If you did, I know you’re swaggering around wearing the grin of a person who’s got, say, $105.

This is what things have come to. When the Mets were ahead early I knew they’d give it back. When they were tied late I knew disaster was waiting in the wings. When Montero arrived on the scene I figured the game would be over sooner rather than later.

When the Mets lost — a lot sooner rather than even a little bit later — I wasn’t angry, depressed or particularly surprised. I just turned off the TV and shifted immediately to the non-Mets portion of my day.

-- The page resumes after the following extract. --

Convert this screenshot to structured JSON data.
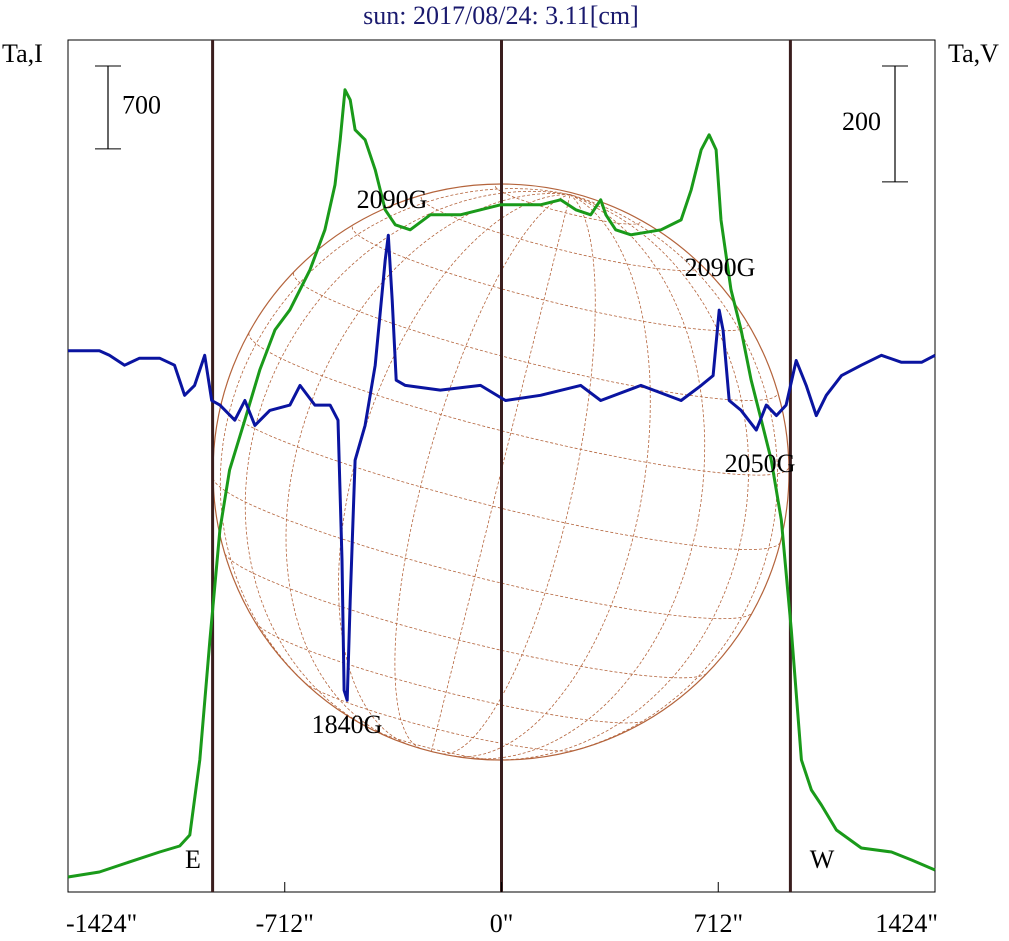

Right now a Mets game can be summarized by randomly rearranging the following thought processes, experiences and mental states:

  1. Disgust that this hapless team is somehow even worse than the cruelest mathematics suggest it could be.
  2. Wan flickering hope that someone on the team not named Michael Conforto is not, in fact, completely and irredeemably terrible at baseball.
  3. Weepy gratitude that Conforto is worth watching and cheering for amid this dead-eyed wreckage.
  4. Wondering why some player generally thought of as at least a known quantity has started doing dunderheaded things.
  5. Fantasizing that Amed Rosario, Dom Smith, or some prospect you just heard about would fix things and stewing that they weren’t called up yesterday.
  6. Calming down and surrendering to the near-certainty that everything will soon suck.
  7. Realizing you don’t want Rosario, Smith or any other prospect up here because proximity to this dumpster fire might turn them into Fernando Martinez — or Ryan Jaroncyk.
  8. Witnessing everything suck.
  9. Accepting that you knew everything was going to suck and now that it has, the world is much as it was.

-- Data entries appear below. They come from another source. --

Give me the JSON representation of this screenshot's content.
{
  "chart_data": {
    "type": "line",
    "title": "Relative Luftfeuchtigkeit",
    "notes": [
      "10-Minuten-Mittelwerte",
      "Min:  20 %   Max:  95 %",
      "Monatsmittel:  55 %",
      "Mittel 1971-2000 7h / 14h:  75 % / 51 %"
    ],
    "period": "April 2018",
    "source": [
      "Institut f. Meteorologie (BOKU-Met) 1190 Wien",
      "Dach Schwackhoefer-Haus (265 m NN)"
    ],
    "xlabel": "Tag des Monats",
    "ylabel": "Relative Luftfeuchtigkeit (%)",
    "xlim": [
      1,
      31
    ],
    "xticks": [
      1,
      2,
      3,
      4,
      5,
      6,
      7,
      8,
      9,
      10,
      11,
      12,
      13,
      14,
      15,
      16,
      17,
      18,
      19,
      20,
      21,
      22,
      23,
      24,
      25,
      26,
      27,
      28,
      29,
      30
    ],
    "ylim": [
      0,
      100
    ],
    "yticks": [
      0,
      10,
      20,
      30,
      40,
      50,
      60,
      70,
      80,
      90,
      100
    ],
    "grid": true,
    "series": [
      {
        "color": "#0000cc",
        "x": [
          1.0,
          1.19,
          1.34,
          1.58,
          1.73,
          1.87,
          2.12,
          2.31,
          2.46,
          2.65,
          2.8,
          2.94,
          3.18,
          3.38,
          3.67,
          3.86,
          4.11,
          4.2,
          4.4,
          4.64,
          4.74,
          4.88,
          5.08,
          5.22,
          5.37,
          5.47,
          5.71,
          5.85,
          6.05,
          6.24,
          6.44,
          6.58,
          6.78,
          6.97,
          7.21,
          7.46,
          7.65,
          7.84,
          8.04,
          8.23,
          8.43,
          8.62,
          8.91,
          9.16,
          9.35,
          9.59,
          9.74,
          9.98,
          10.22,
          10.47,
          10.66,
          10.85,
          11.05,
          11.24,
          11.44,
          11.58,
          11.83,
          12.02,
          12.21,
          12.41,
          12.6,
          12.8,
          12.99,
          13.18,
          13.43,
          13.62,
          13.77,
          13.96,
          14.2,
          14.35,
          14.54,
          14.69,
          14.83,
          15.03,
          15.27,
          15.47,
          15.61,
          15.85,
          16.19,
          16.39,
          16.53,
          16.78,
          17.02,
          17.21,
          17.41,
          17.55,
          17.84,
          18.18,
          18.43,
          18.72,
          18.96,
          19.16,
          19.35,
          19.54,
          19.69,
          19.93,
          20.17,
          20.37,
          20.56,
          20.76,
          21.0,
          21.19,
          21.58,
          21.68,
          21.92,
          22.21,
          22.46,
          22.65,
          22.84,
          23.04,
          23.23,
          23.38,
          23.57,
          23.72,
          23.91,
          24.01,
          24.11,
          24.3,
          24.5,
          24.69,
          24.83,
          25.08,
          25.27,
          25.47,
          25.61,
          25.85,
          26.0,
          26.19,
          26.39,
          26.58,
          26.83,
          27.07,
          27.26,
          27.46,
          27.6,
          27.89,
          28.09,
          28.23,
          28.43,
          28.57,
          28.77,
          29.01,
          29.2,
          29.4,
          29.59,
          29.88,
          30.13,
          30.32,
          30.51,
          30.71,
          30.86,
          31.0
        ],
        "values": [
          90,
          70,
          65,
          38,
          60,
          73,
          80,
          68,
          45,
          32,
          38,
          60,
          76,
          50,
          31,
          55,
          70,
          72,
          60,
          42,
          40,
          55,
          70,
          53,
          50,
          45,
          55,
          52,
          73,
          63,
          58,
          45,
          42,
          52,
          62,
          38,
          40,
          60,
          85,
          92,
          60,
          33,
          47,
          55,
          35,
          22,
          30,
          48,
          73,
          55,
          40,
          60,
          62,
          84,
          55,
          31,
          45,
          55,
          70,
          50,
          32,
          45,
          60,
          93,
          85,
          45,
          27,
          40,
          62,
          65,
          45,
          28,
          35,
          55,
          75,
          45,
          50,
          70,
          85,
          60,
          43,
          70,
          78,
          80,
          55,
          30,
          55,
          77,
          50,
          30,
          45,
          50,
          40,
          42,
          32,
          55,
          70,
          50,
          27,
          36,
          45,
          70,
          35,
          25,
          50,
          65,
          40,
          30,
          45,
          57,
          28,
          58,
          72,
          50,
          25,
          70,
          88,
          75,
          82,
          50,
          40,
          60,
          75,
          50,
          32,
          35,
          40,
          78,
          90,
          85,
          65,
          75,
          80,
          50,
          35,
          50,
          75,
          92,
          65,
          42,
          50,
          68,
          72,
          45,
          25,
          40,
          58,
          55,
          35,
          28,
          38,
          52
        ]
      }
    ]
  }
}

So, yeah, Conforto hit another home run — and off one of those diabolical lefties, no less; Jose Reyes had a decent day except for the play where he short-circuited an inning by imitating serial dipshit Jose Offerman; Matt Harvey left with a lead which the Mets squandered, but don’t feel bad for him because he was basically pretty terrible anyway; Paul Sewald pitched decently again, which probably means his arm will be hamburger by Flag Day (edit: eh, it was the other day — the losses just blur together, don’t they?); Josh Edgin made a nice play which we might as well call our World Series; the Mets slogged directionlessly through a few dreary dull innings; Montero came in and lost.

You can use those things — plus a free token for general dissatisfaction — to fill out your Suck Bingo card if you have nothing better to do. Or you can wait till Friday night’s game, in which the Mets are likely to come up with a vaguely new variation on that theme.

Either way, enjoy your Thursday. It’s guaranteed to be loss-free. Try saying that about any other day of the week.